Source control platforms

For example: GitHub, GitLab or BitBucket

This criterion has been met.

GitLab is available internally on the local network and DAP platform. GitHub is available for ONS computers and other cloud environments. GitHub has been specified for version control of Integrated Data Service (IDS) analysis.

Continuous integration tools

For example: GitHub Actions, GitLab CI, Jenkins, Concourse

This criterion has been partially met.

Internal GitLab instances do not have "runners" connected for continuous integration (CI). Jenkins is available on the ONS local network, but the integration with GitLab and GitHub is limited. When GitHub can be used, GitHub Actions can be used.

Make-like tools for reproducible workflows

For example: make

This criterion has been partially met.

Make-like tools are not available on ONS Windows machines, except dedicated tools in Python or R such as snakemake and targets. Make is available in DAP.

Relational database management software that is available to users

For example: PostgreSQL

This criterion has been partially met.

Relational databases are available on ONS computers and platforms through requests to the central IT team, but most data are stored on networked drives instead. Relational databases are not well supported for individual projects in DAP, though the Reference Data Management Framework (RDMF) does use them.

Orchestration systems for pipelines and workflows

For example: airflow, NiFi

This criterion has been partially met.

No orchestration systems are available to users on ONS computers, despite many analysis pipelines being run locally. Cloudera Data Science Workbench (CDSW) Jobs is available in DAP, but this offers very limited functionality compared with dedicated orchestration tools. Airflow should be available in the updated version of the DAP platform.

Internal-facing servers to host HTML-rendered documentation

This criterion has been partially met.

There is no dedicated location for hosting internal documentation that is generated by standard code package documentation tools (for example, sphinx and pkgdown). Documentation can be manually added to Confluence or SharePoint. GitHub Pages can be used to host documentation for open-source code.

External-facing servers with authentication to host end-products such as web applications or application programming interfaces (APIs)
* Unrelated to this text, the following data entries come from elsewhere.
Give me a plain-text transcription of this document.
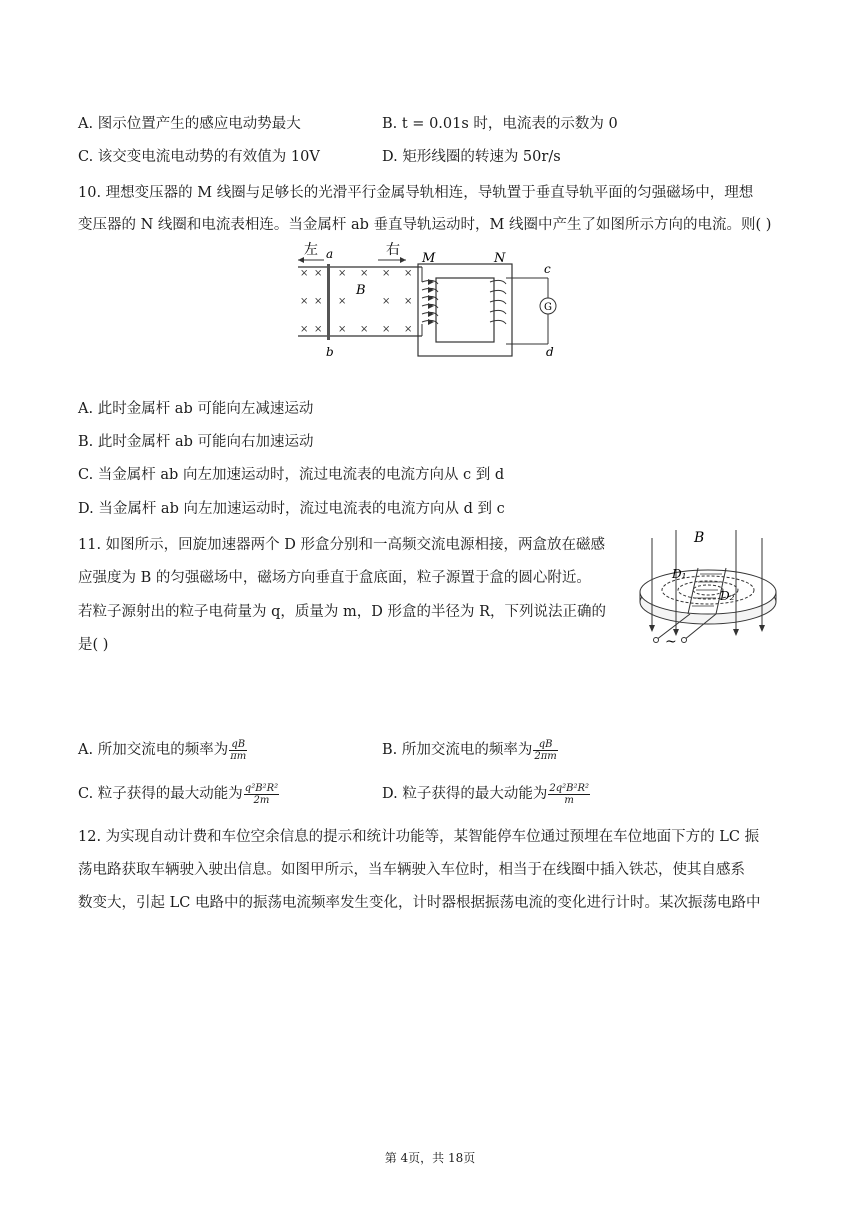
A. 图示位置产生的感应电动势最大	B. t = 0.01s 时，电流表的示数为 0
C. 该交变电流电动势的有效值为 10V	D. 矩形线圈的转速为 50r/s
10. 理想变压器的 M 线圈与足够长的光滑平行金属导轨相连，导轨置于垂直导轨平面的匀强磁场中，理想
变压器的 N 线圈和电流表相连。当金属杆 ab 垂直导轨运动时，M 线圈中产生了如图所示方向的电流。则( )
左	右
× × × × × ×
× × ×	× ×
× × × × × ×
a
b
B
M	N
G
c
d
A. 此时金属杆 ab 可能向左减速运动
B. 此时金属杆 ab 可能向右加速运动
C. 当金属杆 ab 向左加速运动时，流过电流表的电流方向从 c 到 d
D. 当金属杆 ab 向左加速运动时，流过电流表的电流方向从 d 到 c
11. 如图所示，回旋加速器两个 D 形盒分别和一高频交流电源相接，两盒放在磁感
应强度为 B 的匀强磁场中，磁场方向垂直于盒底面，粒子源置于盒的圆心附近。
若粒子源射出的粒子电荷量为 q，质量为 m，D 形盒的半径为 R，下列说法正确的
是( )
B
D₁
D₂
~
A. 所加交流电的频率为 $\frac{qB}{\pi m}$	B. 所加交流电的频率为 $\frac{qB}{2\pi m}$
C. 粒子获得的最大动能为 $\frac{\text{q²B²R²}}{2m}$	D. 粒子获得的最大动能为 $\frac{\text{2q²B²R²}}{m}$
12. 为实现自动计费和车位空余信息的提示和统计功能等，某智能停车位通过预埋在车位地面下方的 LC 振
荡电路获取车辆驶入驶出信息。如图甲所示，当车辆驶入车位时，相当于在线圈中插入铁芯，使其自感系
数变大，引起 LC 电路中的振荡电流频率发生变化，计时器根据振荡电流的变化进行计时。某次振荡电路中
第 4页，共 18页
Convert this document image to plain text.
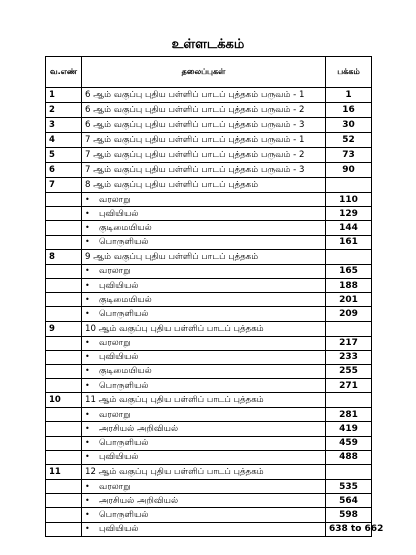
உள்ளடக்கம்
வ.எண்	தலைப்புகள்	பக்கம்
1	6 ஆம் வகுப்பு புதிய பள்ளிப் பாடப் புத்தகம் பருவம் - 1	1
2	6 ஆம் வகுப்பு புதிய பள்ளிப் பாடப் புத்தகம் பருவம் - 2	16
3	6 ஆம் வகுப்பு புதிய பள்ளிப் பாடப் புத்தகம் பருவம் - 3	30
4	7 ஆம் வகுப்பு புதிய பள்ளிப் பாடப் புத்தகம் பருவம் - 1	52
5	7 ஆம் வகுப்பு புதிய பள்ளிப் பாடப் புத்தகம் பருவம் - 2	73
6	7 ஆம் வகுப்பு புதிய பள்ளிப் பாடப் புத்தகம் பருவம் - 3	90
7	8 ஆம் வகுப்பு புதிய பள்ளிப் பாடப் புத்தகம்	
	• வரலாறு	110
	• புவியியல்	129
	• குடிமையியல்	144
	• பொருளியல்	161
8	9 ஆம் வகுப்பு புதிய பள்ளிப் பாடப் புத்தகம்	
	• வரலாறு	165
	• புவியியல்	188
	• குடிமையியல்	201
	• பொருளியல்	209
9	10 ஆம் வகுப்பு புதிய பள்ளிப் பாடப் புத்தகம்	
	• வரலாறு	217
	• புவியியல்	233
	• குடிமையியல்	255
	• பொருளியல்	271
10	11 ஆம் வகுப்பு புதிய பள்ளிப் பாடப் புத்தகம்	
	• வரலாறு	281
	• அரசியல் அறிவியல்	419
	• பொருளியல்	459
	• புவியியல்	488
11	12 ஆம் வகுப்பு புதிய பள்ளிப் பாடப் புத்தகம்	
	• வரலாறு	535
	• அரசியல் அறிவியல்	564
	• பொருளியல்	598
	• புவியியல்	638 to 662
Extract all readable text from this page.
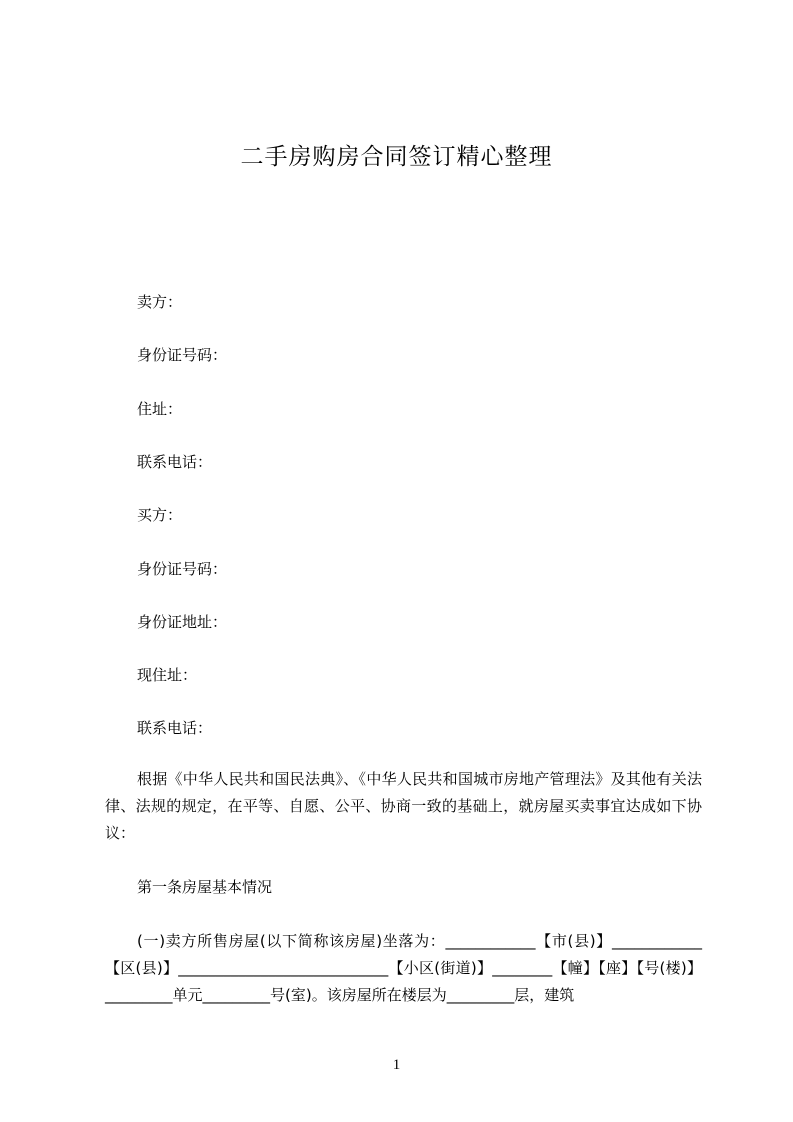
二手房购房合同签订精心整理
卖方：
身份证号码：
住址：
联系电话：
买方：
身份证号码：
身份证地址：
现住址：
联系电话：
根据《中华人民共和国民法典》、《中华人民共和国城市房地产管理法》及其他有关法律、法规的规定，在平等、自愿、公平、协商一致的基础上，就房屋买卖事宜达成如下协议：
第一条房屋基本情况
(一)卖方所售房屋(以下简称该房屋)坐落为：____________【市(县)】____________【区(县)】____________________________【小区(街道)】________【幢】【座】【号(楼)】_________单元_________号(室)。该房屋所在楼层为_________层，建筑
1
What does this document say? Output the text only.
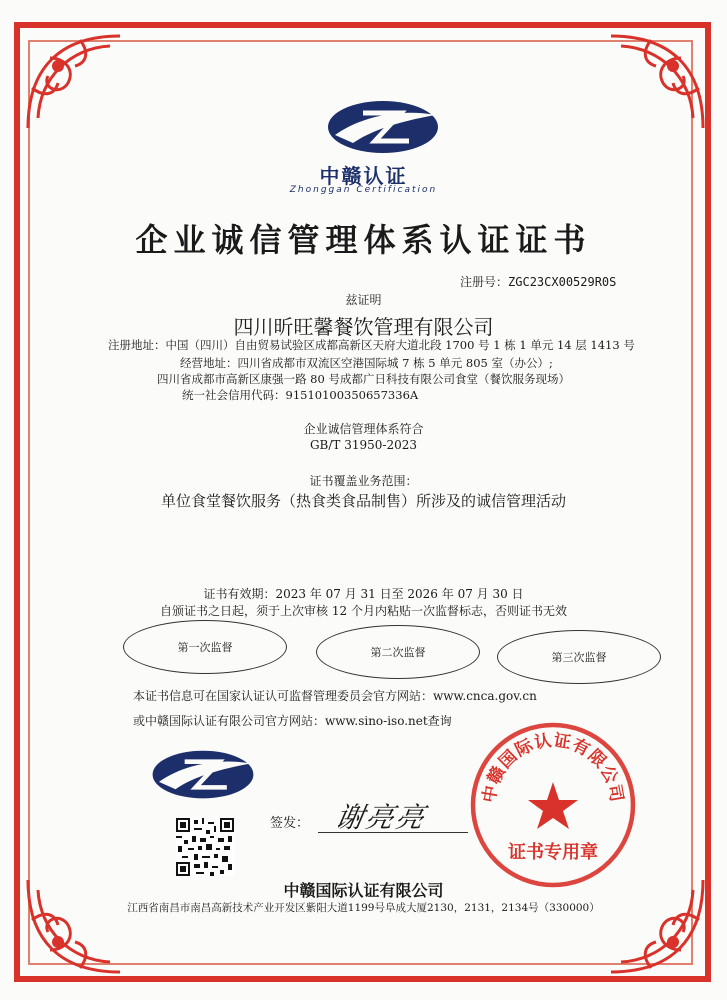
中赣认证
Zhonggan Certification
企业诚信管理体系认证证书
注册号：ZGC23CX00529R0S
兹证明
四川昕旺馨餐饮管理有限公司
注册地址：中国（四川）自由贸易试验区成都高新区天府大道北段 1700 号 1 栋 1 单元 14 层 1413 号
经营地址：四川省成都市双流区空港国际城 7 栋 5 单元 805 室（办公）;
四川省成都市高新区康强一路 80 号成都广日科技有限公司食堂（餐饮服务现场）
统一社会信用代码：91510100350657336A
企业诚信管理体系符合
GB/T 31950-2023
证书覆盖业务范围：
单位食堂餐饮服务（热食类食品制售）所涉及的诚信管理活动
证书有效期：2023 年 07 月 31 日至 2026 年 07 月 30 日
自颁证书之日起，须于上次审核 12 个月内粘贴一次监督标志，否则证书无效
第一次监督	第二次监督	第三次监督
本证书信息可在国家认证认可监督管理委员会官方网站：www.cnca.gov.cn
或中赣国际认证有限公司官方网站：www.sino-iso.net查询
签发： 谢亮亮
中赣国际认证有限公司
证书专用章
中赣国际认证有限公司
江西省南昌市南昌高新技术产业开发区紫阳大道1199号阜成大厦2130，2131，2134号（330000）
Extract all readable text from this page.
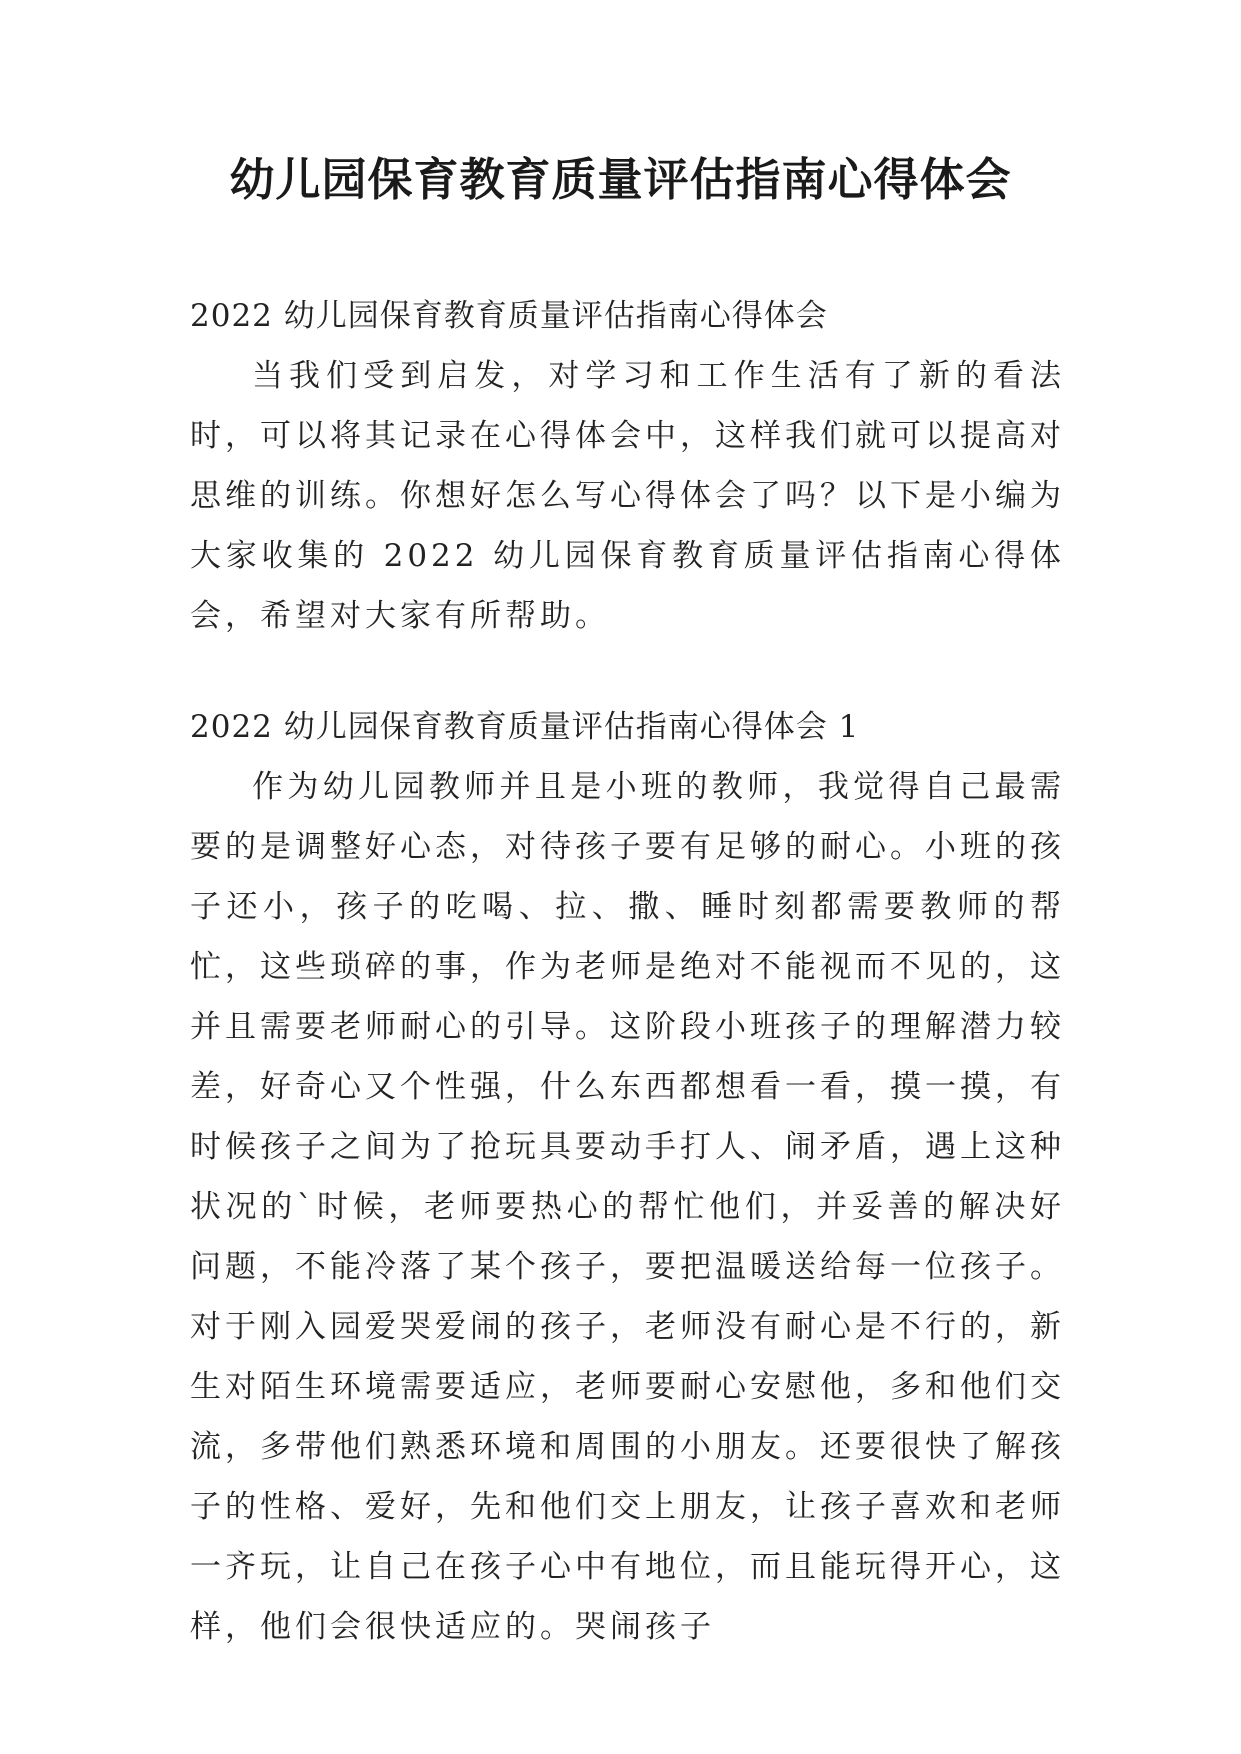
幼儿园保育教育质量评估指南心得体会

2022 幼儿园保育教育质量评估指南心得体会

当我们受到启发，对学习和工作生活有了新的看法时，可以将其记录在心得体会中，这样我们就可以提高对思维的训练。你想好怎么写心得体会了吗？以下是小编为大家收集的 2022 幼儿园保育教育质量评估指南心得体会，希望对大家有所帮助。

2022 幼儿园保育教育质量评估指南心得体会 1

作为幼儿园教师并且是小班的教师，我觉得自己最需要的是调整好心态，对待孩子要有足够的耐心。小班的孩子还小，孩子的吃喝、拉、撒、睡时刻都需要教师的帮忙，这些琐碎的事，作为老师是绝对不能视而不见的，这并且需要老师耐心的引导。这阶段小班孩子的理解潜力较差，好奇心又个性强，什么东西都想看一看，摸一摸，有时候孩子之间为了抢玩具要动手打人、闹矛盾，遇上这种状况的`时候，老师要热心的帮忙他们，并妥善的解决好问题，不能冷落了某个孩子，要把温暖送给每一位孩子。对于刚入园爱哭爱闹的孩子，老师没有耐心是不行的，新生对陌生环境需要适应，老师要耐心安慰他，多和他们交流，多带他们熟悉环境和周围的小朋友。还要很快了解孩子的性格、爱好，先和他们交上朋友，让孩子喜欢和老师一齐玩，让自己在孩子心中有地位，而且能玩得开心，这样，他们会很快适应的。哭闹孩子
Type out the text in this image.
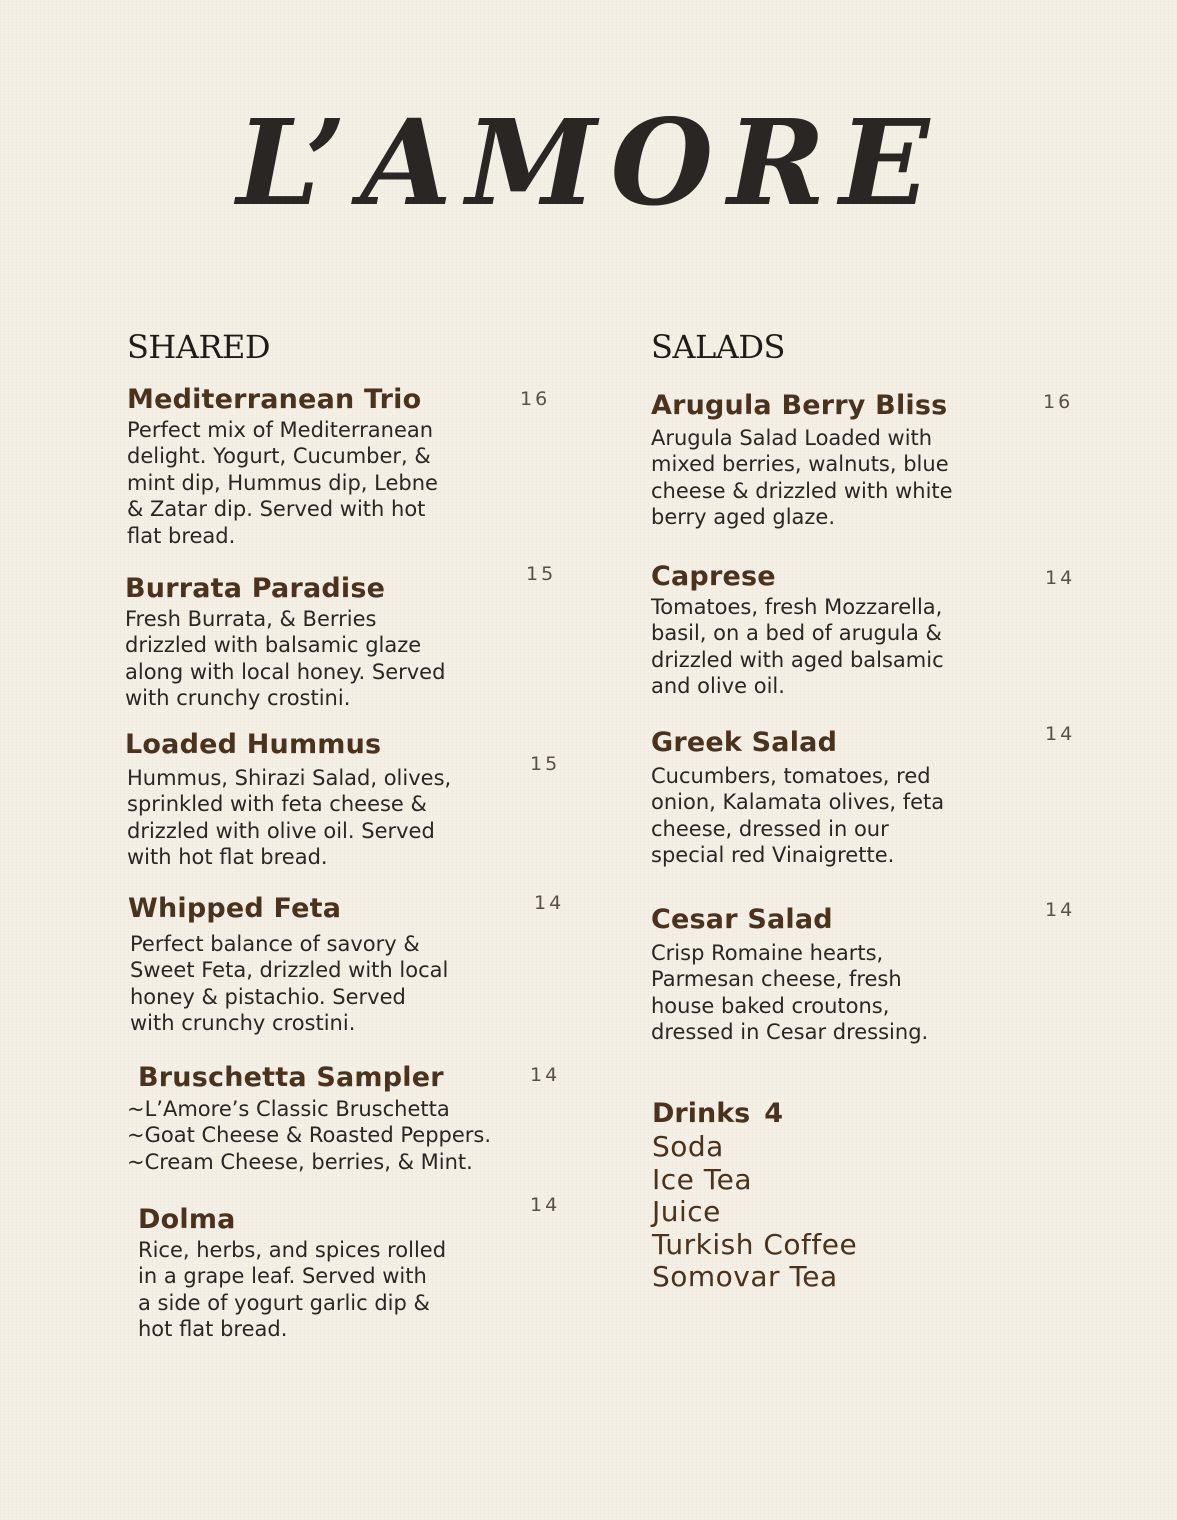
L’AMORE
SHARED
Mediterranean Trio

Perfect mix of Mediterranean
delight. Yogurt, Cucumber, &
mint dip, Hummus dip, Lebne
& Zatar dip. Served with hot
flat bread.

16
Burrata Paradise

Fresh Burrata, & Berries
drizzled with balsamic glaze
along with local honey. Served
with crunchy crostini.

15
Loaded Hummus

Hummus, Shirazi Salad, olives,
sprinkled with feta cheese &
drizzled with olive oil. Served
with hot flat bread.

15
Whipped Feta

Perfect balance of savory &
Sweet Feta, drizzled with local
honey & pistachio. Served
with crunchy crostini.

14
Bruschetta Sampler

~L’Amore’s Classic Bruschetta
~Goat Cheese & Roasted Peppers.
~Cream Cheese, berries, & Mint.

14
Dolma

Rice, herbs, and spices rolled
in a grape leaf. Served with
a side of yogurt garlic dip &
hot flat bread.

14
SALADS
Arugula Berry Bliss

Arugula Salad Loaded with
mixed berries, walnuts, blue
cheese & drizzled with white
berry aged glaze.

16
Caprese

Tomatoes, fresh Mozzarella,
basil, on a bed of arugula &
drizzled with aged balsamic
and olive oil.

14
Greek Salad

Cucumbers, tomatoes, red
onion, Kalamata olives, feta
cheese, dressed in our
special red Vinaigrette.

14
Cesar Salad

Crisp Romaine hearts,
Parmesan cheese, fresh
house baked croutons,
dressed in Cesar dressing.

14
Drinks 4
Soda
Ice Tea
Juice
Turkish Coffee
Somovar Tea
This criterion has been met.

External-facing servers can be deployed by the central IT team when there is a clear business need. A beta API exists for data published by the ONS.

Big data tool or access to large memory capability

For example: Presto Athena, Spark, Dask

This criterion has been partially met.

Spark is available on DAP and can be developed on local machines (without distributed execution). IDS and the updated version of DAP will include big data tools.

Reproducible infrastructure and containers

For example: docker

This criterion has not been met.

Reproducible infrastructure is not available on ONS computers or DAP. It could be made available on a cloud platform and is specified for the IDP. It should be available in IDS.